Hey, forget about ourselves; what the hell are we doing to future generations of Americans . . . and those of other parts of the world as well? In case you are thinking, “Heck, the United States isn’t growing that fast. And we only have 309 million people,” keep in mind that we are the world’s largest per capita consumers. And most of that consumption involves sucking up natural resources and spewing out waste; all kinds of waste. For instance, water, biological waste, electronics, agricultural pollution, atmospheric pollution, water pollution, and every other kind of crap that ends up in landfills. We drive cars upon cars. Heck, some of our cars aren’t even cars. We call them everything but cars: SUVs, crossovers, pickups, vans, minivans, hybrids, RVs and campers; anything that guzzles fuel.
Within weeks Mother Earth’s children will number seven billion. The world’s population has doubled in the last 50 years. DOUBLED! Are you listening? Give your mother a break. If you overwork her she’ll soon be dead.
Scientists predict that in 34 years there will be nine billion of us. Are humans contributing to global warming? Maybe not. Want to gamble? Sure, go ahead, wring your hands over leaving future generations a huge national debt. Are you kidding? Get a grip. Put things into perspective. The encumbrance we should be worrying about first is what kind of planetary debt we’ll be burdening future generations with.
While, generally speaking, it’s the poorest countries that are growing the most rapidly, and it’s China that is soon going to be the world’s greatest consuming nation, we Americans are out of control. And that’s during a massive recession. What happens if – and when – we get rich again? Three cars in every garage and two earth-, water-, and air-polluting chickens in every pot?
According to the National Geographic report, “Unusual among industrial nations, the U.S. has a comparatively high fertility rate, due in part to the significant rate of teenage pregnancies and a steady influx of immigrants.” In 39 years our population is projected to hit 400 million.
And what is our national policy? “Have a kid – get a discount.” The more kids you bring into the world, the less you have to pay in taxes.

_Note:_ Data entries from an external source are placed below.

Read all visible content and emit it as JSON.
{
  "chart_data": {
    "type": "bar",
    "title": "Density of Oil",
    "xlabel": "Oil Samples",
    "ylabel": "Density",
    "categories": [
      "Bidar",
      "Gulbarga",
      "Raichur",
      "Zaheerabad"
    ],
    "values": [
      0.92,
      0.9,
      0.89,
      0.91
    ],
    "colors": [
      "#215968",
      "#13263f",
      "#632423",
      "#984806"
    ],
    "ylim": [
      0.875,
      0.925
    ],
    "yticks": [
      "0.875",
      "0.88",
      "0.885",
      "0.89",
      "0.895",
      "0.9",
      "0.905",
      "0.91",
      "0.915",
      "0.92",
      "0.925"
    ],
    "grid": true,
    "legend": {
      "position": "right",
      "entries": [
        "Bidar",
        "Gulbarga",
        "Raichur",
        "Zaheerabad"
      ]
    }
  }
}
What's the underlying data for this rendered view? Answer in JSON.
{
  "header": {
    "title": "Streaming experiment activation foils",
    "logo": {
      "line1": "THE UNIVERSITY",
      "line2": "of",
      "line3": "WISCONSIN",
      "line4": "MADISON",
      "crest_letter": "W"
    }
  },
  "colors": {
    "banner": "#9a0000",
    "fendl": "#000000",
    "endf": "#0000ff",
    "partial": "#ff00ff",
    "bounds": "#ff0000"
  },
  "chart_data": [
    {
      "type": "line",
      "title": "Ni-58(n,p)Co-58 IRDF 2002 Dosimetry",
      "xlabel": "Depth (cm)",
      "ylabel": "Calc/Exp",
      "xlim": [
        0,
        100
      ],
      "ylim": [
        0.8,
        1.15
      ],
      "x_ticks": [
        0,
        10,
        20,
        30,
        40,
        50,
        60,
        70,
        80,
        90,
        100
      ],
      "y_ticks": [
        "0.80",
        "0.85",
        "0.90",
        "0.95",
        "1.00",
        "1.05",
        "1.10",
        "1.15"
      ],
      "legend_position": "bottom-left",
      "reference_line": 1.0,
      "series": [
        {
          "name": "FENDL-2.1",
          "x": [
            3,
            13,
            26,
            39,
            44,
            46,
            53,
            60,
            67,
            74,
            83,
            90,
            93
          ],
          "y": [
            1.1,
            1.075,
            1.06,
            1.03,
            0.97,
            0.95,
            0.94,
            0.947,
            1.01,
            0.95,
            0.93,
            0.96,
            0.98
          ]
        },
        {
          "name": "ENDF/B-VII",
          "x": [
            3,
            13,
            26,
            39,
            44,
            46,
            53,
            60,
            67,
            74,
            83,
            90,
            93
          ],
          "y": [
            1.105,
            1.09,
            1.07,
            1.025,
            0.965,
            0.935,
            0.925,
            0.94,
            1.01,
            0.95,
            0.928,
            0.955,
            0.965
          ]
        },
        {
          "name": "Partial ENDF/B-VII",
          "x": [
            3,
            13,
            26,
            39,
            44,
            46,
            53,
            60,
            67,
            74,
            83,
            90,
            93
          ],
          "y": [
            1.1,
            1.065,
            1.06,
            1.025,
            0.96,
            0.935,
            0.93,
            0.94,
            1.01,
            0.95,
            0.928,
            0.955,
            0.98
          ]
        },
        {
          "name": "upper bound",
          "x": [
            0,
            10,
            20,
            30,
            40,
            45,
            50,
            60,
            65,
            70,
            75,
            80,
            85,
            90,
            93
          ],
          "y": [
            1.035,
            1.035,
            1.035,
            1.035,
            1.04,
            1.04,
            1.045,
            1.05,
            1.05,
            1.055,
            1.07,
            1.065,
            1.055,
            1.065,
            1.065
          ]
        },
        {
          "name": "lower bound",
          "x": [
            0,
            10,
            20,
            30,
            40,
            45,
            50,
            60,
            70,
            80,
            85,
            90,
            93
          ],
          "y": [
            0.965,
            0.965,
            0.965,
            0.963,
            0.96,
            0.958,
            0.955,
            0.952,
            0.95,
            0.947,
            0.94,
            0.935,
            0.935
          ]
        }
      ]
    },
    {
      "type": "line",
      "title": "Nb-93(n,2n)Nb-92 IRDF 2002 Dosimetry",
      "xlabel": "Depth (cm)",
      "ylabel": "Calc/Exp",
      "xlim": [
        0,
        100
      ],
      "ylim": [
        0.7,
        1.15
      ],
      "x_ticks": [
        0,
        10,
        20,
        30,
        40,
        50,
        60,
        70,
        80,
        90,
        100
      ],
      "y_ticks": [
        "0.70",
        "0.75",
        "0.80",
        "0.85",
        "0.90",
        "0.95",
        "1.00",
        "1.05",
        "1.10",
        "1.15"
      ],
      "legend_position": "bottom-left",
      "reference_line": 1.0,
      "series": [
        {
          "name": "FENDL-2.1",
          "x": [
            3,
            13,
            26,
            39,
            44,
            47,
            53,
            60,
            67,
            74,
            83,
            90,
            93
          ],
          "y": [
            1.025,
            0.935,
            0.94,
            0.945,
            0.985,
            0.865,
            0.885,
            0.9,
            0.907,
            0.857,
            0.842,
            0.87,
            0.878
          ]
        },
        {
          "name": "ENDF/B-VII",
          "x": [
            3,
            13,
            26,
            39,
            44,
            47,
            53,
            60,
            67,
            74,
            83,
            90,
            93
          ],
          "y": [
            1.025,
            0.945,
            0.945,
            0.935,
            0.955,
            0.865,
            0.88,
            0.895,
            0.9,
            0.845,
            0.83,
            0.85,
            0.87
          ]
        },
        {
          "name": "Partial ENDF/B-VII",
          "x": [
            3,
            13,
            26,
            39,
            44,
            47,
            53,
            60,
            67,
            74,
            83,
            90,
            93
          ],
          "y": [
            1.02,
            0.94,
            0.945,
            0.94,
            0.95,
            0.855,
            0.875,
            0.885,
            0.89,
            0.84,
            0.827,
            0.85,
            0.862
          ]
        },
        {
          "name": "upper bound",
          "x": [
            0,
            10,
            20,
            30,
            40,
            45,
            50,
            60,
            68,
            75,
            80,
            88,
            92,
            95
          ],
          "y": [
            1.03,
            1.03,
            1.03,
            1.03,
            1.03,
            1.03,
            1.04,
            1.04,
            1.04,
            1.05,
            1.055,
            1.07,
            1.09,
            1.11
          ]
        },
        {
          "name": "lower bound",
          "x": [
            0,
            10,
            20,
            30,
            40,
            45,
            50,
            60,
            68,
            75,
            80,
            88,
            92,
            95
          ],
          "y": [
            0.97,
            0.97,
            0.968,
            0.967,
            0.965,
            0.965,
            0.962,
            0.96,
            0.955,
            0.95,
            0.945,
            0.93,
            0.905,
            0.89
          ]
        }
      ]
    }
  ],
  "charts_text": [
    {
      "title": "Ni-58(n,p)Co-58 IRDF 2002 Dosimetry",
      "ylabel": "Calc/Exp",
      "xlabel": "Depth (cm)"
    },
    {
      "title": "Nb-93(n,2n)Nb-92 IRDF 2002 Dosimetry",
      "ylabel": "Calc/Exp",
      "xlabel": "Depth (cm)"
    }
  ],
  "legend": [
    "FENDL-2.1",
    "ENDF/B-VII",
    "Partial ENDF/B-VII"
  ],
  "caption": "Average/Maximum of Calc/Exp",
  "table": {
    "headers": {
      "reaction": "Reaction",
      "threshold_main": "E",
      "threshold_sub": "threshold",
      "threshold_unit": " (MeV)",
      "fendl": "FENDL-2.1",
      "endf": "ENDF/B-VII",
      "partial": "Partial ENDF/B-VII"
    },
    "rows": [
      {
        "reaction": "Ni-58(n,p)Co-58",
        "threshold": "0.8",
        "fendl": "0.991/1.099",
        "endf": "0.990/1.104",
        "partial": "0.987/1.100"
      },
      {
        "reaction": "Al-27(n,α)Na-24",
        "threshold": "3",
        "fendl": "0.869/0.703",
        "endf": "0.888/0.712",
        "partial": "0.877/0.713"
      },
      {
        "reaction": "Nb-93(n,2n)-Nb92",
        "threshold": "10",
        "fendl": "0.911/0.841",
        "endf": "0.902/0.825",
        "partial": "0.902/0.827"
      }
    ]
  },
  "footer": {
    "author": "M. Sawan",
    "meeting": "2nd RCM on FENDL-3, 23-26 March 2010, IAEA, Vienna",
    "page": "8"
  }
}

And we’ll throw in tax rebates . . . and scholarships.
In short, in these days of mammoth-government-a-phobia, we have no – as in nil, nada, naught, nothing – in the way of a policy that will put us in a position to be a role model for the mega-breeding nations of the world.
Do us all a favor. Read this month’s National Geographic. In fact, the magazine is going to be carrying stories on this calamity all year. Get everyone you know to read it. We will.